At the African Union’s request, NATO’s assistance to AMIS had extended to the fields of strategic deployment, together with the European Union, as well as the provision of training and mentoring to AMIS personnel. Since the start of the mission in June 2005, NATO coordinated the air transport for over 31,500 troops and civilian police personnel from African countries contributing to the African Union Mission out of some 37,500 airlifted in total during this period. During this time, NATO also trained and mentored over 250 AMIS officials in the three AMIS Headquarters in Addis Ababa, Khartoum and El Fasher.
NATO’s support to AMIS has been NATO’s first mission on the African continent. Through this assistance, NATO has developed with the AU – what has been characterised by the AU Commissioner Djinnit during his visit to NATO HQs on 2 March 2007 – as a “very positive cooperation”.
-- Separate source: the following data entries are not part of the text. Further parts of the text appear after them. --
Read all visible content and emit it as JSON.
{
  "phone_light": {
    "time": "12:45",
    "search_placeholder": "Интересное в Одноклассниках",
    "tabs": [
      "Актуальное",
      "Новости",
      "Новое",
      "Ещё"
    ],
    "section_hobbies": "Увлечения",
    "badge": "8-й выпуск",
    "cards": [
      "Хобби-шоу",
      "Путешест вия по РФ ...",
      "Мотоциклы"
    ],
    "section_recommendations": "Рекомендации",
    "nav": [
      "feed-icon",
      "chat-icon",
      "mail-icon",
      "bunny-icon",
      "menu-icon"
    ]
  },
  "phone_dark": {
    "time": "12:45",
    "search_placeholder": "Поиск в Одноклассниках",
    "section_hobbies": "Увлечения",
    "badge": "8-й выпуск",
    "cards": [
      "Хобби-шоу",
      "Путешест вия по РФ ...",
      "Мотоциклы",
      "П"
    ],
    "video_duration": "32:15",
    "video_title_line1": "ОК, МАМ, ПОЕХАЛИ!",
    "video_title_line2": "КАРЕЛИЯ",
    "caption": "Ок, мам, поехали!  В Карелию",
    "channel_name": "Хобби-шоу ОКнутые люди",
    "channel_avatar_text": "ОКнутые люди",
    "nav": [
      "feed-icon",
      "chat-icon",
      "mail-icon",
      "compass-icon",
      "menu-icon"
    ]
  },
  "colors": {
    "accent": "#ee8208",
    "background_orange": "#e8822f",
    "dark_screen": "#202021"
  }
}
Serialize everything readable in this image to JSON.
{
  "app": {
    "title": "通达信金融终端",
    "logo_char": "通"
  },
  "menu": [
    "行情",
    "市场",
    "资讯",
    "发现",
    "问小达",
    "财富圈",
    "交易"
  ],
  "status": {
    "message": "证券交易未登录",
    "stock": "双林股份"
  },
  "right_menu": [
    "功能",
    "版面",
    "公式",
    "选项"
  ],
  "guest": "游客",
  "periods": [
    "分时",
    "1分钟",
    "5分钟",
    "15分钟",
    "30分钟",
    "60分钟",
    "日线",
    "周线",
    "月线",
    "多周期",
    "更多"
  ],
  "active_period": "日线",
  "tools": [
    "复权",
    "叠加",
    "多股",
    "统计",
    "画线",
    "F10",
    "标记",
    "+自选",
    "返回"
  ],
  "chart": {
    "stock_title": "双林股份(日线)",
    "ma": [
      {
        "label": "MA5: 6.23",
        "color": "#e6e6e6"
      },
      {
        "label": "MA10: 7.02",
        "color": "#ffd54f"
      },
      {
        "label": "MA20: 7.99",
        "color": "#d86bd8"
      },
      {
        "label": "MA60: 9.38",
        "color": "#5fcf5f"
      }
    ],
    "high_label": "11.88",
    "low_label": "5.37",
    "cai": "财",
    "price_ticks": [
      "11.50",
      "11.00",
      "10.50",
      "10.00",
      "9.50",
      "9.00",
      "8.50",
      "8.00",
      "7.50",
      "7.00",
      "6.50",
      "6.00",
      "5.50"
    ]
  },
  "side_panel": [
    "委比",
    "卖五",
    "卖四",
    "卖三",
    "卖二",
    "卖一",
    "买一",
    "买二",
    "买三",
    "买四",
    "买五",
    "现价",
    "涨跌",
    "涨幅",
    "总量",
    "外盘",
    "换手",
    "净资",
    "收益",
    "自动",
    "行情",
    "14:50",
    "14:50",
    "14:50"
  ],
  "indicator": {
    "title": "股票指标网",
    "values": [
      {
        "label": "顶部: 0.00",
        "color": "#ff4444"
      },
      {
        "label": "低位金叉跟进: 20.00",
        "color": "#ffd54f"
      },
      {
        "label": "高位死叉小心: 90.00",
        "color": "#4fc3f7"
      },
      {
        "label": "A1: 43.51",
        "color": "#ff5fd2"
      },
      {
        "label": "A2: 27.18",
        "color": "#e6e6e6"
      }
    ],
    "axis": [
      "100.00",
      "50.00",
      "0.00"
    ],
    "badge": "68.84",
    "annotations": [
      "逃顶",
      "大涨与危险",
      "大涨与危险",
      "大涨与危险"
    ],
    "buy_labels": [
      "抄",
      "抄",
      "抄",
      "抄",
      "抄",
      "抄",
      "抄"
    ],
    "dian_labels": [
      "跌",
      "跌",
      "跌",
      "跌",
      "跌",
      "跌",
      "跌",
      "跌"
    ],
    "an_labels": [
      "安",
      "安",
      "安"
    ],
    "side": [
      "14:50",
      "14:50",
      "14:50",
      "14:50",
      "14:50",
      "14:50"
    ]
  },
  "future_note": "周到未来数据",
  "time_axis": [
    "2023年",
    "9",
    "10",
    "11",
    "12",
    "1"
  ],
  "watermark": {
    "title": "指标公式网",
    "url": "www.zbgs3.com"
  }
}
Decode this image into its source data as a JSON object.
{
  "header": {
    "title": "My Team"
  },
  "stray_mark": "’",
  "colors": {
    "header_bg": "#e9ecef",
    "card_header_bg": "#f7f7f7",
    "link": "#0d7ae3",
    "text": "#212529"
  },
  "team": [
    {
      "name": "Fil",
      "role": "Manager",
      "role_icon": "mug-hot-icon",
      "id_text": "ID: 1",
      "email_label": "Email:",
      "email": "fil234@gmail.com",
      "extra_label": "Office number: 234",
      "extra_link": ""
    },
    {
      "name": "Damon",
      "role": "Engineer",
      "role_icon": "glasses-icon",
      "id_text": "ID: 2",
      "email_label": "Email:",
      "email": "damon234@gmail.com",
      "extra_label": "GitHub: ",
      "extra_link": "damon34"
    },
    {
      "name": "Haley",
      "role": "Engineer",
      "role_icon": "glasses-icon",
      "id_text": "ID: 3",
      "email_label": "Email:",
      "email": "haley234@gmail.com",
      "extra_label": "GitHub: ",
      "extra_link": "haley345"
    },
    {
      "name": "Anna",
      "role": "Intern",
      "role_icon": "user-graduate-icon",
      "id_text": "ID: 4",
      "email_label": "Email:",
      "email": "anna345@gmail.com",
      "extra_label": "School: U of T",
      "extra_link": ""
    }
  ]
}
It has been expanded further at the African Union’s request with additional AU appeals to NATO for airlift support to the AU Mission in Somalia and assistance to the African Standby Force. NATO is currently working closely with the AU on taking forward these two requests. Most recently (1 February) the North Atlantic Council decided to respond positively to the request by the African Union for a second extension of NATO’s airlift support to the AU Mission in Somalia for a further 6 months.
All NATO support to the African Union is based on the principle of African ownership with all assistance provided being request-driven. In implementing its support, NATO seeks to have a minimum footprint and coordinate closely with other international organizations, particularly the United Nations and the European Union, as well as with bilateral partners to ensure maximum complementarity and effectiveness.